I'm having a good week in Cayman. If I come here when I'm feeling tormented and obsessive, which is fairly often, it can feel strangulatingly quiet; I count on a certain amount of impersonally chaotic activity in the outside environment as pushback against the internal sensation of "too much traffic"! But things are in a good place right now.
Earlier this morning I finished my first close pass through the style book; certainly a few weeks of hard work still remaining on that, but I'm shooting to finish the preliminary rewrite in the next couple weeks and have set a provisional self-imposed deadline of Oct. 1 for a good clean final version.
In a digressive moment, I drafted what might be the first few pages of a notional essay on why Clarissa is worth your while to read despite its length, and I've read some interesting stuff for the style book too (though I think its new title - it started out as the little book on style and morphed into Notes on Style - is simply Notes on Reading). Whether or not this will be my best book to date (I think that's a difficult discrimination to make concerning your own work), it certainly feels like the book I was born to write, and the book that most fully conveys the texture of my own interior life. I'm excited!
Found a great new fitness class here, too; this summer has been colored by back pain in opening and dental woes more recently, but both are now happily behind me and I feel I can (within reason) exercise as much as I like for the next couple of weeks.

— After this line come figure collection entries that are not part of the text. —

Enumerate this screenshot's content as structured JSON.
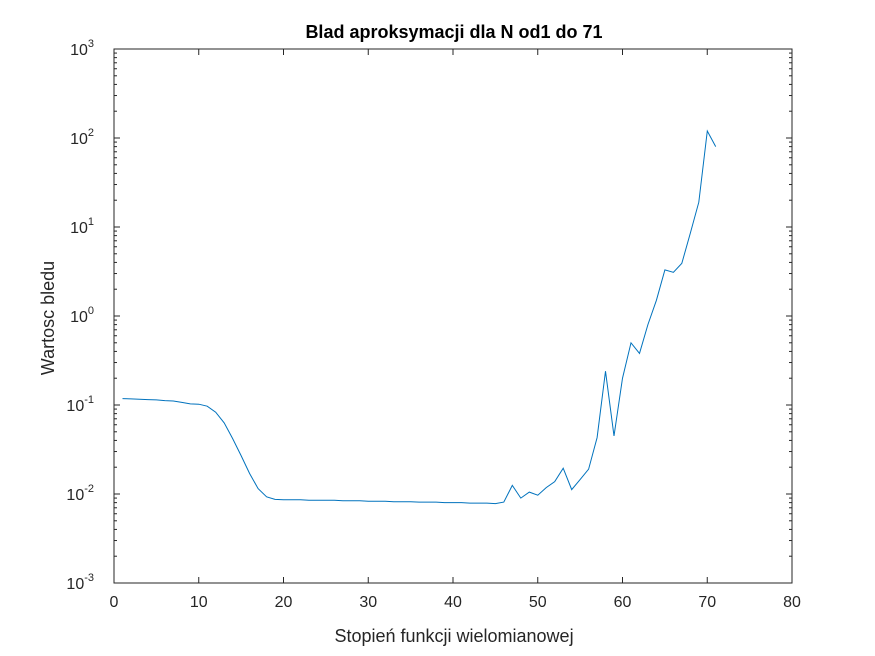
{
  "chart_data": {
    "type": "line",
    "title": "Blad aproksymacji dla N od1 do 71",
    "xlabel": "Stopień funkcji wielomianowej",
    "ylabel": "Wartosc bledu",
    "xlim": [
      0,
      80
    ],
    "ylim": [
      0.001,
      1000
    ],
    "yscale": "log",
    "grid": false,
    "line_color": "#0072BD",
    "x_ticks": [
      "0",
      "10",
      "20",
      "30",
      "40",
      "50",
      "60",
      "70",
      "80"
    ],
    "y_ticks": [
      {
        "base": "10",
        "exp": "-3",
        "value": 0.001
      },
      {
        "base": "10",
        "exp": "-2",
        "value": 0.01
      },
      {
        "base": "10",
        "exp": "-1",
        "value": 0.1
      },
      {
        "base": "10",
        "exp": "0",
        "value": 1
      },
      {
        "base": "10",
        "exp": "1",
        "value": 10
      },
      {
        "base": "10",
        "exp": "2",
        "value": 100
      },
      {
        "base": "10",
        "exp": "3",
        "value": 1000
      }
    ],
    "series": [
      {
        "x": [
          1,
          2,
          3,
          4,
          5,
          6,
          7,
          8,
          9,
          10,
          11,
          12,
          13,
          14,
          15,
          16,
          17,
          18,
          19,
          20,
          21,
          22,
          23,
          24,
          25,
          26,
          27,
          28,
          29,
          30,
          31,
          32,
          33,
          34,
          35,
          36,
          37,
          38,
          39,
          40,
          41,
          42,
          43,
          44,
          45,
          46,
          47,
          48,
          49,
          50,
          51,
          52,
          53,
          54,
          55,
          56,
          57,
          58,
          59,
          60,
          61,
          62,
          63,
          64,
          65,
          66,
          67,
          68,
          69,
          70,
          71
        ],
        "y": [
          0.118,
          0.117,
          0.116,
          0.115,
          0.114,
          0.112,
          0.111,
          0.107,
          0.103,
          0.102,
          0.097,
          0.083,
          0.063,
          0.042,
          0.027,
          0.017,
          0.0115,
          0.0093,
          0.0087,
          0.0086,
          0.0086,
          0.0086,
          0.0085,
          0.0085,
          0.0085,
          0.0085,
          0.0084,
          0.0084,
          0.0084,
          0.0083,
          0.0083,
          0.0083,
          0.0082,
          0.0082,
          0.0082,
          0.0081,
          0.0081,
          0.0081,
          0.008,
          0.008,
          0.008,
          0.0079,
          0.0079,
          0.0079,
          0.0078,
          0.0081,
          0.0125,
          0.009,
          0.0105,
          0.0097,
          0.0118,
          0.0138,
          0.0195,
          0.0112,
          0.0145,
          0.019,
          0.043,
          0.24,
          0.045,
          0.2,
          0.5,
          0.38,
          0.8,
          1.5,
          3.3,
          3.1,
          3.9,
          8.5,
          19,
          120,
          80
        ]
      }
    ]
  }
}
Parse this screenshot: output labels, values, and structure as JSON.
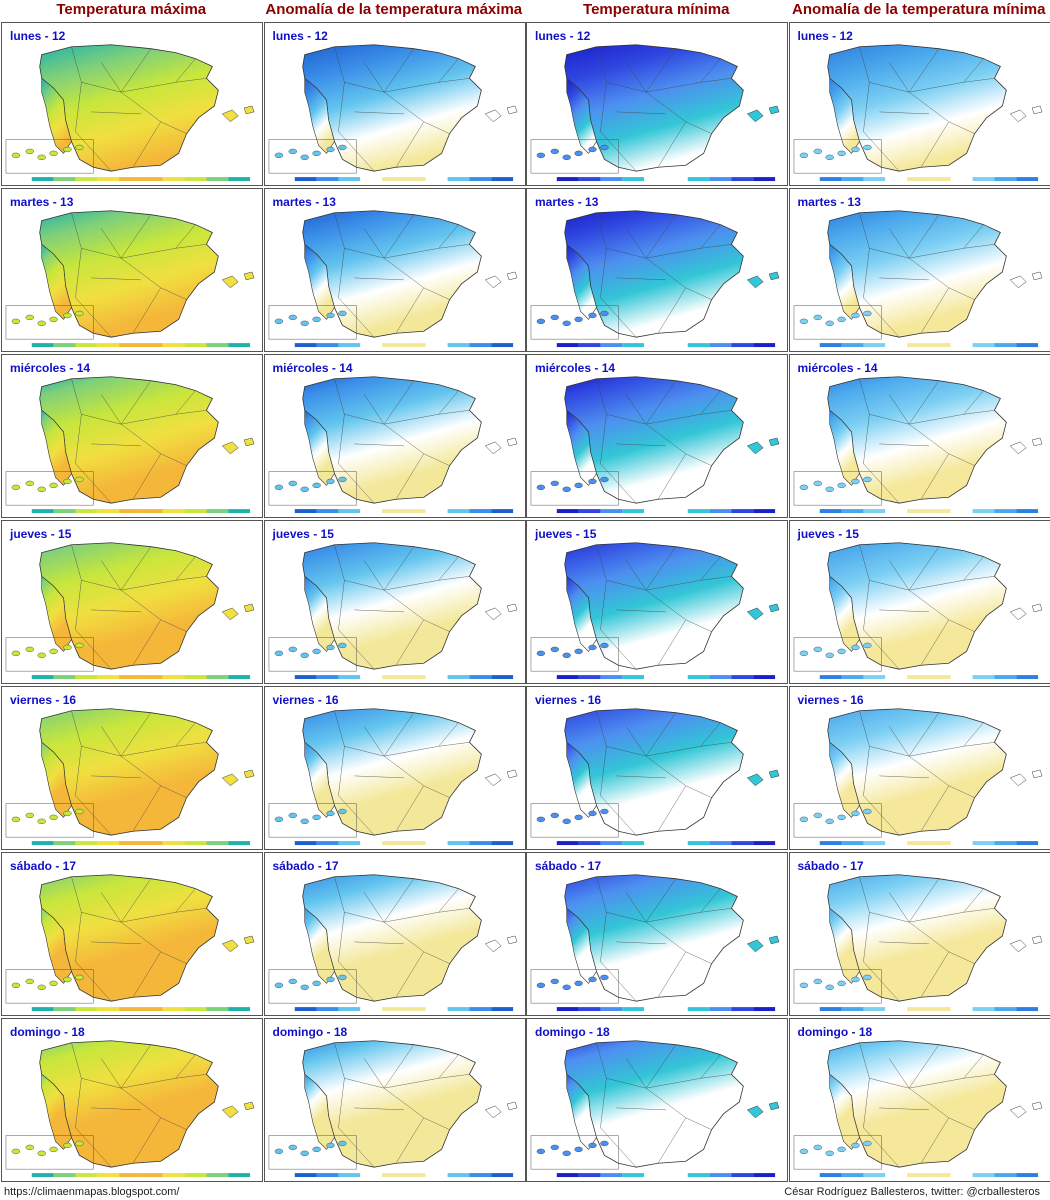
{
  "columns": [
    {
      "title": "Temperatura máxima",
      "palette": [
        "#20b2aa",
        "#7fd07a",
        "#c8e63c",
        "#f0e040",
        "#f5b73a"
      ],
      "kind": "tmax"
    },
    {
      "title": "Anomalía de la temperatura máxima",
      "palette": [
        "#1e5fd0",
        "#3a8ee8",
        "#63c5ee",
        "#ffffff",
        "#f3e89a"
      ],
      "kind": "anom_max"
    },
    {
      "title": "Temperatura mínima",
      "palette": [
        "#1a1fc8",
        "#2f46e0",
        "#4d8ff0",
        "#33c6d6",
        "#ffffff"
      ],
      "kind": "tmin"
    },
    {
      "title": "Anomalía de la temperatura mínima",
      "palette": [
        "#2f7fe0",
        "#4aa8ec",
        "#7dd0f3",
        "#ffffff",
        "#f5e89a"
      ],
      "kind": "anom_min"
    }
  ],
  "rows": [
    {
      "day": "lunes - 12"
    },
    {
      "day": "martes - 13"
    },
    {
      "day": "miércoles - 14"
    },
    {
      "day": "jueves - 15"
    },
    {
      "day": "viernes - 16"
    },
    {
      "day": "sábado - 17"
    },
    {
      "day": "domingo - 18"
    }
  ],
  "footer": {
    "left": "https://climaenmapas.blogspot.com/",
    "right": "César Rodríguez Ballesteros, twitter: @crballesteros"
  }
}
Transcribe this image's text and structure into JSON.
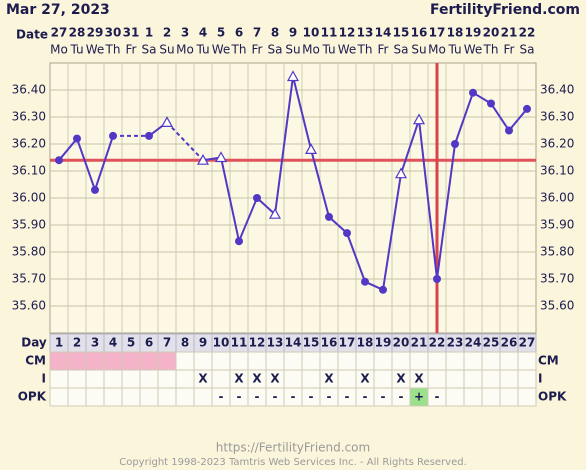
{
  "header": {
    "date": "Mar 27, 2023",
    "site": "FertilityFriend.com"
  },
  "chart_data": {
    "type": "line",
    "date_label": "Date",
    "dates": [
      "27",
      "28",
      "29",
      "30",
      "31",
      "1",
      "2",
      "3",
      "4",
      "5",
      "6",
      "7",
      "8",
      "9",
      "10",
      "11",
      "12",
      "13",
      "14",
      "15",
      "16",
      "17",
      "18",
      "19",
      "20",
      "21",
      "22"
    ],
    "weekdays": [
      "Mo",
      "Tu",
      "We",
      "Th",
      "Fr",
      "Sa",
      "Su",
      "Mo",
      "Tu",
      "We",
      "Th",
      "Fr",
      "Sa",
      "Su",
      "Mo",
      "Tu",
      "We",
      "Th",
      "Fr",
      "Sa",
      "Su",
      "Mo",
      "Tu",
      "We",
      "Th",
      "Fr",
      "Sa"
    ],
    "day_label": "Day",
    "categories": [
      "1",
      "2",
      "3",
      "4",
      "5",
      "6",
      "7",
      "8",
      "9",
      "10",
      "11",
      "12",
      "13",
      "14",
      "15",
      "16",
      "17",
      "18",
      "19",
      "20",
      "21",
      "22",
      "23",
      "24",
      "25",
      "26",
      "27"
    ],
    "series": [
      {
        "color": "#5238c4",
        "values": [
          36.14,
          36.22,
          36.03,
          36.23,
          null,
          36.23,
          36.28,
          null,
          36.14,
          36.15,
          35.84,
          36.0,
          35.94,
          36.45,
          36.18,
          35.93,
          35.87,
          35.69,
          35.66,
          36.09,
          36.29,
          35.7,
          36.2,
          36.39,
          36.35,
          36.25,
          36.33
        ],
        "markers": [
          "circle",
          "circle",
          "circle",
          "circle",
          null,
          "circle",
          "triangle",
          null,
          "triangle",
          "triangle",
          "circle",
          "circle",
          "triangle",
          "triangle",
          "triangle",
          "circle",
          "circle",
          "circle",
          "circle",
          "triangle",
          "triangle",
          "circle",
          "circle",
          "circle",
          "circle",
          "circle",
          "circle"
        ]
      }
    ],
    "coverline": 36.14,
    "coverline_color": "#e0535a",
    "ovulation": "22",
    "ovulation_color": "#d9434b",
    "ylim": [
      35.5,
      36.5
    ],
    "yticks": [
      {
        "value": 35.6,
        "label": "35.60"
      },
      {
        "value": 35.7,
        "label": "35.70"
      },
      {
        "value": 35.8,
        "label": "35.80"
      },
      {
        "value": 35.9,
        "label": "35.90"
      },
      {
        "value": 36.0,
        "label": "36.00"
      },
      {
        "value": 36.1,
        "label": "36.10"
      },
      {
        "value": 36.2,
        "label": "36.20"
      },
      {
        "value": 36.3,
        "label": "36.30"
      },
      {
        "value": 36.4,
        "label": "36.40"
      }
    ],
    "grid": true,
    "rows": [
      {
        "label": "CM",
        "cells": [
          null,
          null,
          null,
          null,
          null,
          null,
          null,
          null,
          null,
          null,
          null,
          null,
          null,
          null,
          null,
          null,
          null,
          null,
          null,
          null,
          null,
          null,
          null,
          null,
          null,
          null,
          null
        ],
        "fills": [
          "#f5b3c9",
          "#f5b3c9",
          "#f5b3c9",
          "#f5b3c9",
          "#f5b3c9",
          "#f5b3c9",
          "#f5b3c9",
          null,
          null,
          null,
          null,
          null,
          null,
          null,
          null,
          null,
          null,
          null,
          null,
          null,
          null,
          null,
          null,
          null,
          null,
          null,
          null
        ]
      },
      {
        "label": "I",
        "cells": [
          null,
          null,
          null,
          null,
          null,
          null,
          null,
          null,
          "X",
          null,
          "X",
          "X",
          "X",
          null,
          null,
          "X",
          null,
          "X",
          null,
          "X",
          "X",
          null,
          null,
          null,
          null,
          null,
          null
        ]
      },
      {
        "label": "OPK",
        "cells": [
          null,
          null,
          null,
          null,
          null,
          null,
          null,
          null,
          null,
          "-",
          "-",
          "-",
          "-",
          "-",
          "-",
          "-",
          "-",
          "-",
          "-",
          "-",
          "+",
          "-",
          null,
          null,
          null,
          null,
          null
        ],
        "fills": [
          null,
          null,
          null,
          null,
          null,
          null,
          null,
          null,
          null,
          null,
          null,
          null,
          null,
          null,
          null,
          null,
          null,
          null,
          null,
          null,
          "#9be08a",
          null,
          null,
          null,
          null,
          null,
          null
        ]
      }
    ]
  },
  "footer": {
    "url": "https://FertilityFriend.com",
    "copyright": "Copyright 1998-2023 Tamtris Web Services Inc. - All Rights Reserved."
  }
}
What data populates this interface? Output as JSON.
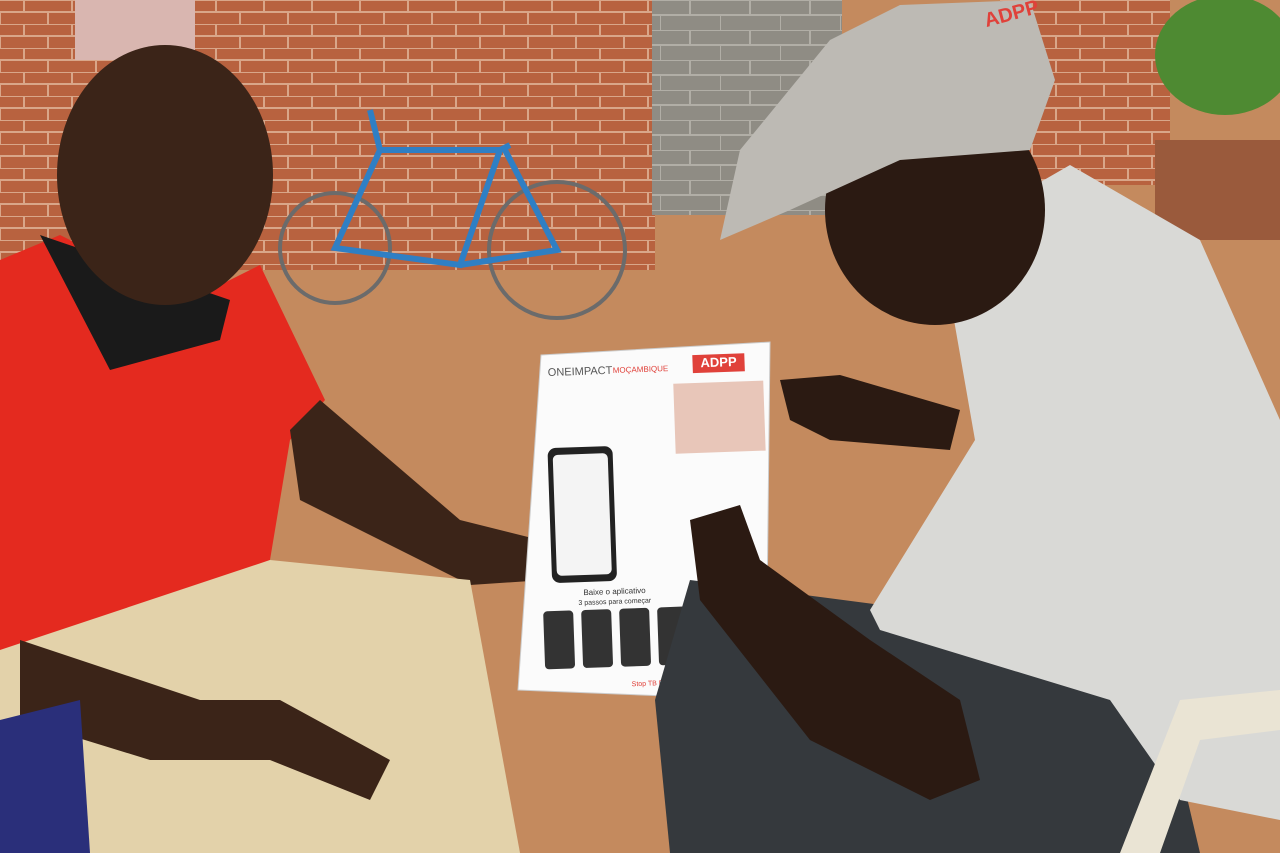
{
  "scene": {
    "poster": {
      "brand": "ONEIMPACT",
      "country": "MOÇAMBIQUE",
      "partner": "ADPP",
      "download": "Baixe o aplicativo",
      "steps": "3 passos para começar",
      "footer": "Stop TB Partnership"
    },
    "cap_logo": "ADPP"
  }
}
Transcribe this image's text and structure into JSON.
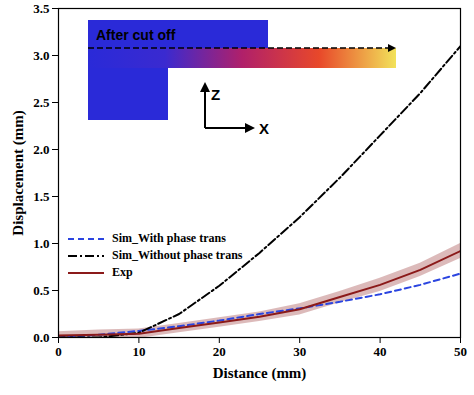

It's actually been a good summer for exercise notwithstanding those limiters, and I note that I will take back and jaw pain any day over bronchitis, which really brings everything to a grinding halt....
I've got tickets for some great stuff in NYC in the middle of September, including this trifecta of a single weekend: the Joshua Light Show (with John Zorn, Lou Reed and others); Toni Schlesinger's The Mystery of Oyster Street; Einstein on the Beach.
Light reading around the edges: Victor LaValle's Lucretia and the Kroons (but what I really want is The Devil in Silver - will have to wait another few days for that); Emily St. John Mandel's The Lola Quartet; Sean Chercover's The Trinity Game (of the Dan Brown school of character development, but an enjoyable read); Hjorth and Rosenfeldt's Sebastian Bergman (unstably satirical now and again, particularly in its treatment of the title character, but on the whole appealing); and Katia Lief's Vanishing Girls, which like its predecessors combines the most wildly and distractingly implausible scenarios and procedural details with a very effectively rendered first-person voice and characters.
In other news, it's National Black Cat Appreciation Day.